From April to June 2023, 1,534 adolescent girls and young women were tested for HIV and 240 initiated PrEP through the DREAMS program.

At a typical DREAMS meeting, members meet at a mutually selected safe space in the community, such as a church or a school, to receive mentoring from ICAP on sexual and reproductive health and economic strengthening practices. During the economic strengthening sessions, members receive education on financial literacy, savings and loans, business development, and entrepreneurship. Those interested in entrepreneurship propose business plans, and through these sessions, receive support in carrying out the plans with mentorship and coaching by ICAP. Many DREAMS members engage in what’s called WORTH+ packages, which provide opportunities for financial independence through savings and loans. From April to June 2023, adolescent girls and young women saved a total of $8,300 and received $5,000 in loans through the program.

Prior to joining the DREAMS program, Mary did not have access to a reliable source of income, which resulted in her engagement in transactional sex. Through DREAMS, Mary joined life skills workshops, where she learned about developing business plans, savings, market identification, job readiness, and entrepreneurship. Gaining new confidence, Mary started her own small business at a mini-shop selling a variety of food, soft drinks, and grains.

Mary was even inspired to tell her own story to other women going through similar challenges. After undergoing mentorship training, where she learned how to effectively communicate with, guide, and support other young women on their journeys, Mary became a DREAMS mentor. She began leading some of the very DREAMS meetings she once attended.

“I feel empowered,” said Mary, about her experience in the DREAMS program. “I hope to help other girls going through similar situations to take charge and control of their lives.

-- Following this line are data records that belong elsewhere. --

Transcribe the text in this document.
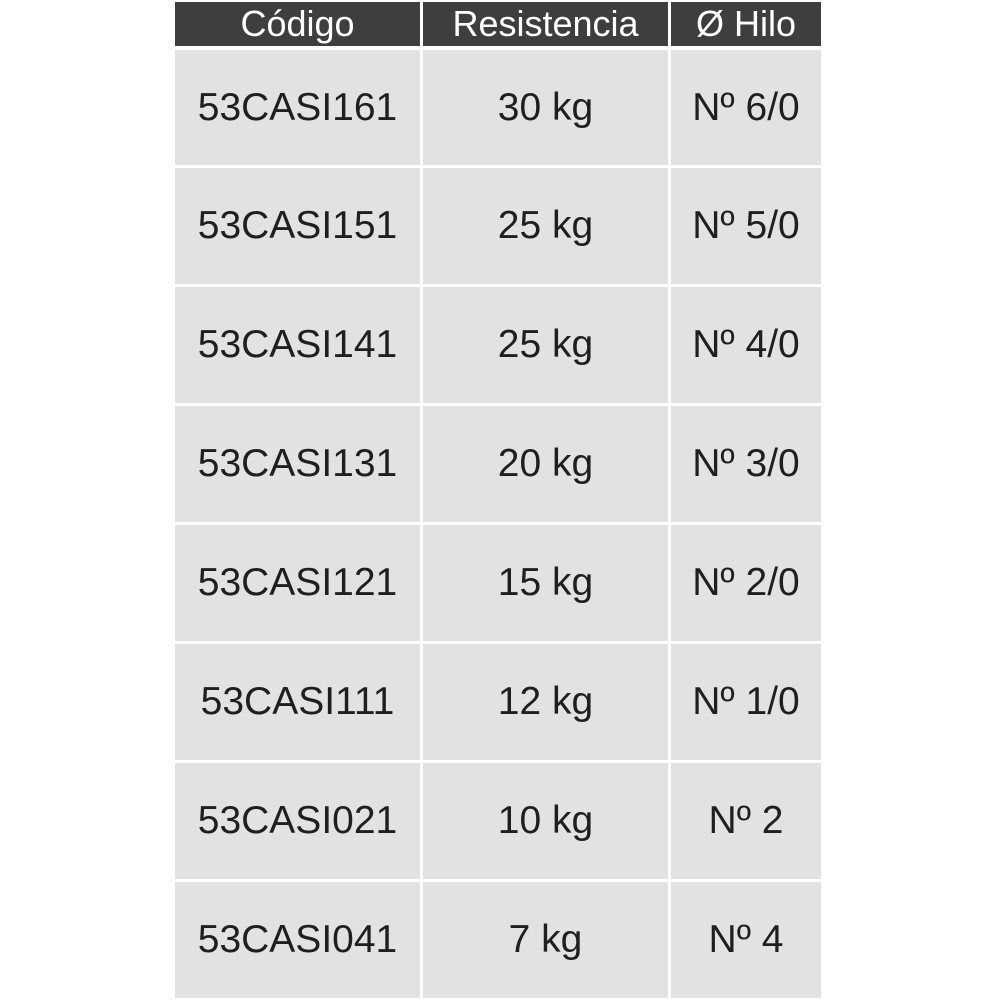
Código	Resistencia	Ø Hilo
53CASI161	30 kg	Nº 6/0
53CASI151	25 kg	Nº 5/0
53CASI141	25 kg	Nº 4/0
53CASI131	20 kg	Nº 3/0
53CASI121	15 kg	Nº 2/0
53CASI111	12 kg	Nº 1/0
53CASI021	10 kg	Nº 2
53CASI041	7 kg	Nº 4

I am confident, I can now contribute to my sibling’s education costs, and I support my family.”

As months turned into years, Mary’s influence began to ripple through her community. After receiving mentorship and coaching, the young women she mentored grew in confidence, pursued educational opportunities and vocational training, and started their own businesses. Some sewed their own products, like laptop bags and shopping bags, while others churned their own peanut butter, developed homemade soap, and began tailoring clothing, among other business activities.

Mary Valeria visits DREAMS program participants in Mwanza, Tanzania, for mentorship and coaching

Mary’s impact extended even beyond her mentees. With support from ICAP, she collaborated with local organizations and schools to raise awareness about the importance of providing opportunities for young women to break free from cycles of violence and poverty.

“Through the DREAMS program, we aim to address the underlying factors that increase adolescent girls’ and young women’s vulnerability to HIV by improving access to health services,” said Neema Gwido, assistant AIDS control coordinator and DREAMS focal person of the Nyamagana district, “equipping young girls with skills and knowledge to improve their lives. It has been a great success to see adolescent girls and young women start their own businesses; these income-generating activities have helped them support basic needs and support their families.”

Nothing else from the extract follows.